Student reporters will interview voters as they exit the polls at the Cross Insurance Center in Bangor and in Orono, at the New Balance Field House on the UMaine campus. Tuesday afternoon stories will include a profile of a first-time voter and a piece on how the movement of Orono voting to campus is affecting traffic congestion.
Other student reporters will be following the state’s 2nd Congressional District, this year’s ballot measures and races for the state legislative seats.
“They’re actually doing journalism,” says Roiland. “For those who go on in journalism, they’re getting a head start, in being able to both talk about the news media and in getting skills that they don’t offer in other classes.”

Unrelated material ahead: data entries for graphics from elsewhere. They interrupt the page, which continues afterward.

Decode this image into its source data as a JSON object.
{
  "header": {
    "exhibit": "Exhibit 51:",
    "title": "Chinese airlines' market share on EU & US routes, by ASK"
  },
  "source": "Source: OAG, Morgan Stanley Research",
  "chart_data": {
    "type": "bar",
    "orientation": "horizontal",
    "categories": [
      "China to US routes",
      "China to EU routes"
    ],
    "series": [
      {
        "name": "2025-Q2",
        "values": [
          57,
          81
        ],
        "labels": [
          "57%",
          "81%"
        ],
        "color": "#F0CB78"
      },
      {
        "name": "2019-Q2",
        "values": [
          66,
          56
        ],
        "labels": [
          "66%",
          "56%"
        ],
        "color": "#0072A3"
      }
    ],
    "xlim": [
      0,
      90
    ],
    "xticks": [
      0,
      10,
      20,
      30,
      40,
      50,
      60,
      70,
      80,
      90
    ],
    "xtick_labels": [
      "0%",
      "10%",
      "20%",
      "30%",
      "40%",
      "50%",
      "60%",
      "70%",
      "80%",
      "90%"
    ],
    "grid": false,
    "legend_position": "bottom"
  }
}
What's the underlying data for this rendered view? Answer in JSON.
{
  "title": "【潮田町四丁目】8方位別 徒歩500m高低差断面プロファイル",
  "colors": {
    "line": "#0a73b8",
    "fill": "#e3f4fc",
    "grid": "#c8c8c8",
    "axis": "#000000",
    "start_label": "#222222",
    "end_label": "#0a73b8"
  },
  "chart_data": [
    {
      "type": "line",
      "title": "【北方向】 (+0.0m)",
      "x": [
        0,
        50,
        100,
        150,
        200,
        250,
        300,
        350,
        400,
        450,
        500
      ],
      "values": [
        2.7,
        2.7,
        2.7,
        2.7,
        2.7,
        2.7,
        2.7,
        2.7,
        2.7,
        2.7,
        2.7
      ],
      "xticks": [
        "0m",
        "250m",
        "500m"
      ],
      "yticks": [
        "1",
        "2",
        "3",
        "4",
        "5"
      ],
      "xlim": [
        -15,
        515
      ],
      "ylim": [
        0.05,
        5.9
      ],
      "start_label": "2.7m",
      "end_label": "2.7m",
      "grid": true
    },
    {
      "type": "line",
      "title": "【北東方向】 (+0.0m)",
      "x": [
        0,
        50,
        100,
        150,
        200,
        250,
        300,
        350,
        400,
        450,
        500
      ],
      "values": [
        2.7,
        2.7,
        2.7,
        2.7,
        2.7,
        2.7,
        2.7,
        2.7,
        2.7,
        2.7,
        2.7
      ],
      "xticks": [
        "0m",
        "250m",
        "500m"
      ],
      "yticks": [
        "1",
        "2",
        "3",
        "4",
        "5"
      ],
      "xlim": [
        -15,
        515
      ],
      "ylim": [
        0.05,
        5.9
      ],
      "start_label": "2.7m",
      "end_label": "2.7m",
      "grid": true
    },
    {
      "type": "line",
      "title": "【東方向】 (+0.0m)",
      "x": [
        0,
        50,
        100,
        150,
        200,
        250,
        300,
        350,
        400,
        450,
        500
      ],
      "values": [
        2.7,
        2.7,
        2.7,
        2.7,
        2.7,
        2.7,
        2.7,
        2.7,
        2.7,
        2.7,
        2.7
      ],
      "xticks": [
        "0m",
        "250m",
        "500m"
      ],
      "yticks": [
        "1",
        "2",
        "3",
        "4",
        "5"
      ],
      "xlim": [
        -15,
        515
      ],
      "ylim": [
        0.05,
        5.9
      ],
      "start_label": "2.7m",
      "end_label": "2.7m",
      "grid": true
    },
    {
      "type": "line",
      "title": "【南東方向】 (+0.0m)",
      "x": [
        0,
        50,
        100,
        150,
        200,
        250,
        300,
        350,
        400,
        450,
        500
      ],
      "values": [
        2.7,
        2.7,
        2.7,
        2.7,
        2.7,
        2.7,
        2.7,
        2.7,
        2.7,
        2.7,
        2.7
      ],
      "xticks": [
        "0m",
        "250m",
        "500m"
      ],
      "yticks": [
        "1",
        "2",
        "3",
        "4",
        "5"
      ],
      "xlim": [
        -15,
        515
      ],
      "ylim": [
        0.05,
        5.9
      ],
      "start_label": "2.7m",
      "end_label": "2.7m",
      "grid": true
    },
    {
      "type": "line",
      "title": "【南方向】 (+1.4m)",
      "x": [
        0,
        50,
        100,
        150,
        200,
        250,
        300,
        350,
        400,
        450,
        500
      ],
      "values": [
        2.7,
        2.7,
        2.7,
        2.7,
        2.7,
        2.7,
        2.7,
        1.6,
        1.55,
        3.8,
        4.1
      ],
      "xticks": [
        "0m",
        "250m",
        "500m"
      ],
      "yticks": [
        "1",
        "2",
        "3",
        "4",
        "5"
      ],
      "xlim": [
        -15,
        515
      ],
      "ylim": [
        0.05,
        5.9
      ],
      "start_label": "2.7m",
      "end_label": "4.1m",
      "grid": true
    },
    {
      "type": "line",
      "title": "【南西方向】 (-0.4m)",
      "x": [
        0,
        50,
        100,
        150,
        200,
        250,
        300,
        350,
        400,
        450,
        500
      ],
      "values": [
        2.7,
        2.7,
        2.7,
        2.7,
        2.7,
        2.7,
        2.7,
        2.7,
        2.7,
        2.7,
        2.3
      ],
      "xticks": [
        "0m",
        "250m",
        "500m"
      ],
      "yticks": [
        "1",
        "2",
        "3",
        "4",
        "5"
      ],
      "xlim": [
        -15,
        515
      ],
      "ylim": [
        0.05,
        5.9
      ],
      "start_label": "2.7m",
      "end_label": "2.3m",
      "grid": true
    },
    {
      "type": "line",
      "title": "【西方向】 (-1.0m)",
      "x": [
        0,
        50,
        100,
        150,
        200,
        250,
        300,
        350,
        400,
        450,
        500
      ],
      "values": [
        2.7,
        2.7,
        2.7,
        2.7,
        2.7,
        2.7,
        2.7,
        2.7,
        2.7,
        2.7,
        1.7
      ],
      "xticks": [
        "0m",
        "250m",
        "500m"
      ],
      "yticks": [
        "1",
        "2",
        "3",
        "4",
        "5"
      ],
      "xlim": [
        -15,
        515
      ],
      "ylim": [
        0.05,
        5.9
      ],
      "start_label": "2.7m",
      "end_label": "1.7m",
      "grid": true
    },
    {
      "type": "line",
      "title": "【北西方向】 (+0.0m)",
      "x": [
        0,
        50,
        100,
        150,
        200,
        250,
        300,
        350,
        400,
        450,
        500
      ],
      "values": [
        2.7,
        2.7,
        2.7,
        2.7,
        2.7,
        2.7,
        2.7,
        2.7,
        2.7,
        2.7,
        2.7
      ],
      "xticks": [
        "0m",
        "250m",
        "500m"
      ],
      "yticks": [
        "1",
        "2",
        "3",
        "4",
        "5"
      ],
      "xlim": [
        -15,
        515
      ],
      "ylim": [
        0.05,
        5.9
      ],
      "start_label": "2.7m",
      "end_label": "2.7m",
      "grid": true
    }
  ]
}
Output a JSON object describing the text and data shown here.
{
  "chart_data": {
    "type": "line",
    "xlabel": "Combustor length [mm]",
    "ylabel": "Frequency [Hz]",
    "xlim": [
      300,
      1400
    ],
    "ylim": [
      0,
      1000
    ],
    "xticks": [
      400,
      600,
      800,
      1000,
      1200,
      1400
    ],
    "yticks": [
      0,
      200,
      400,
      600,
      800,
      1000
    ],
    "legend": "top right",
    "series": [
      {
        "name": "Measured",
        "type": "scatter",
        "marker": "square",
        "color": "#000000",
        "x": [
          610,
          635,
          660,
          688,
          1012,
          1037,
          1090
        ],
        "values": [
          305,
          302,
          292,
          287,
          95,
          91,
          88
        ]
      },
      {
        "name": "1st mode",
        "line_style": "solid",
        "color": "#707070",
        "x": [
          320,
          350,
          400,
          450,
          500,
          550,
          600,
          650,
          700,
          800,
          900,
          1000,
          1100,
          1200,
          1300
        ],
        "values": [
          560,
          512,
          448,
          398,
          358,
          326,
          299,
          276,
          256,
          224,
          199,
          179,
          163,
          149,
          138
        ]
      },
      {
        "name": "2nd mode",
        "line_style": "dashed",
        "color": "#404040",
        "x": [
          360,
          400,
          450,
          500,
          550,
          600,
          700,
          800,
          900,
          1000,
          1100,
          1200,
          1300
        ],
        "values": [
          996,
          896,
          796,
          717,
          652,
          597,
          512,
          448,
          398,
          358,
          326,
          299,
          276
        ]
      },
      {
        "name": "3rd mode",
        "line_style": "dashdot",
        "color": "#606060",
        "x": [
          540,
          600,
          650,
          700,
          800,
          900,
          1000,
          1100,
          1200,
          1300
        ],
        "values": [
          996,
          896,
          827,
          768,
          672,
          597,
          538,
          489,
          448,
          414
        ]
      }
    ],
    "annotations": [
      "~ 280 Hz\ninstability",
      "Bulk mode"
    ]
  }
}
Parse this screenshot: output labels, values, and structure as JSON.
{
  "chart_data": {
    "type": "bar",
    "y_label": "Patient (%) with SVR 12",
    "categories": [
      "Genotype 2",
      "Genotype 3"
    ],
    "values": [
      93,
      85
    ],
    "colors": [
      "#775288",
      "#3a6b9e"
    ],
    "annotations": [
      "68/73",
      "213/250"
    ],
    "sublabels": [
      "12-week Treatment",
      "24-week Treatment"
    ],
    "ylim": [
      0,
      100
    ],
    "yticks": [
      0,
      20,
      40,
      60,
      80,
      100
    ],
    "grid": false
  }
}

Student editors will plan and monitor coverage in a newsroom set up in Roiland’s office and in a classroom on the first floor of Dunn Hall.
“It’s definitely exciting. It’s also hectic,” says Elizabeth Theriault, a freshman from Madawaska, who is the project’s editor-in-chief. “It’s a lot of work and there’s a lot of things to coordinate and organize and get set, because Tuesday is going to be a big day. But it’s definitely something that I’m glad I get to take on.”